# Liqua Traditional Tobacco Alternatives



## Tiffer (24/8/15)

Hi All,
I have been vaping liqua traditional tobacco 18mg for ages. To me it's the closest I have found to analogs. I don't like sweet flavours and it has a nice throat hit.
Just wondering if there are any alternatives I can try that are close to tobacco. Anyone tried the Joyetech tobacco?
I like a 30ml bottle and 12 - 18mg nic.
I use a 30w istick at 9 watts and a nautilus mini.


----------



## Wesley (24/8/15)

I recommend Mike's Mega Mixes Ashybac. No holds barred tobacco flavour.

Reactions: Like 2


----------



## Andre (24/8/15)

I suggest you try MMMs AshyBac.

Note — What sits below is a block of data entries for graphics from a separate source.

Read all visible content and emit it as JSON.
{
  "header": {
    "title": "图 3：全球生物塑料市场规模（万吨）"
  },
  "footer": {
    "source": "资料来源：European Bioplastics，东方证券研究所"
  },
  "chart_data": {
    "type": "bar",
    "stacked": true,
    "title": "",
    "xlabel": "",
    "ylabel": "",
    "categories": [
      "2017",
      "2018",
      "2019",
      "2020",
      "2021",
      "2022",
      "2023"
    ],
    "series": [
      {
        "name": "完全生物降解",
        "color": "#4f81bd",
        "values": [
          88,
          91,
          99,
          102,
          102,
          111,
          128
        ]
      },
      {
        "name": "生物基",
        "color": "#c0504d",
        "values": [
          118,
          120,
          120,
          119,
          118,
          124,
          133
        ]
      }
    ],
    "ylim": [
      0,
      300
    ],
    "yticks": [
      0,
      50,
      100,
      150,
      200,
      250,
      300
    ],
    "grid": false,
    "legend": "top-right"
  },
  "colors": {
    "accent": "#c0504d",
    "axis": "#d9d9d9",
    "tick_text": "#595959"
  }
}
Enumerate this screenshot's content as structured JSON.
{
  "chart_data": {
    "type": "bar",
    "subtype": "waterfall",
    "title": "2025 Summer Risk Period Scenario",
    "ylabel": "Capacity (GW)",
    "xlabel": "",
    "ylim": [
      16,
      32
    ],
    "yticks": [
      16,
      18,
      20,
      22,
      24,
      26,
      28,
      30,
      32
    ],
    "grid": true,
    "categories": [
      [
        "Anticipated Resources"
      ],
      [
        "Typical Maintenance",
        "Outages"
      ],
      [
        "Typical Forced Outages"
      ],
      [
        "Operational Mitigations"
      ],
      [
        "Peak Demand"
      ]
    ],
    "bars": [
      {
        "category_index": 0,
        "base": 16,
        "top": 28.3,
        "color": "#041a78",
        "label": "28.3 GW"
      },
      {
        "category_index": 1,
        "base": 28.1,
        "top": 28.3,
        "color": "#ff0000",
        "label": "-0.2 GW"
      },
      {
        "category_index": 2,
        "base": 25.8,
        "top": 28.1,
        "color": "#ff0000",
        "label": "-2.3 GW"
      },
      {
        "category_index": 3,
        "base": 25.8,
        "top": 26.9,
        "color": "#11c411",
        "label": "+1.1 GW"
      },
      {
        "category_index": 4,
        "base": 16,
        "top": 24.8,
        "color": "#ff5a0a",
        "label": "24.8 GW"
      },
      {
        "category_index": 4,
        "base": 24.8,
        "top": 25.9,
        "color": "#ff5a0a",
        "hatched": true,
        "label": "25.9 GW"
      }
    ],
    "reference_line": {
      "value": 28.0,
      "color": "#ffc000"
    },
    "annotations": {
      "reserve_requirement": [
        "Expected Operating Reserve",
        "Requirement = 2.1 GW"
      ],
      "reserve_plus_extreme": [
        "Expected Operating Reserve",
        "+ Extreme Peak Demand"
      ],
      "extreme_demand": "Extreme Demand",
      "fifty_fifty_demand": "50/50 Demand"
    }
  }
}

Available here: http://www.vapeclub.co.za/collections/mikes-mega-mixes/products/mikes-mega-mixes-ashybac


----------



## Jan (24/8/15)

Will the high VG work with the nautilus mini?


----------



## Andre (24/8/15)

Jan said:


> Will the high VG work with the nautilus mini?


If I remember correctly, MMM's juices are 70VG/30PG, which should be fine on the Nautilus Mini.

Reactions: Informative 1


----------



## Tiffer (24/8/15)

Sounds good will give it a try!


----------



## Mo Khan (24/8/15)

Wish this did not contain Alcohol


----------



## Tiffer (24/8/15)

Would you even notice an effect from the alcohol?


----------



## Jan (24/8/15)

Tiffer said:


> Would you even notice an effect from the alcohol?



Certain religions prohibit the consumption of alcohol in any form.


----------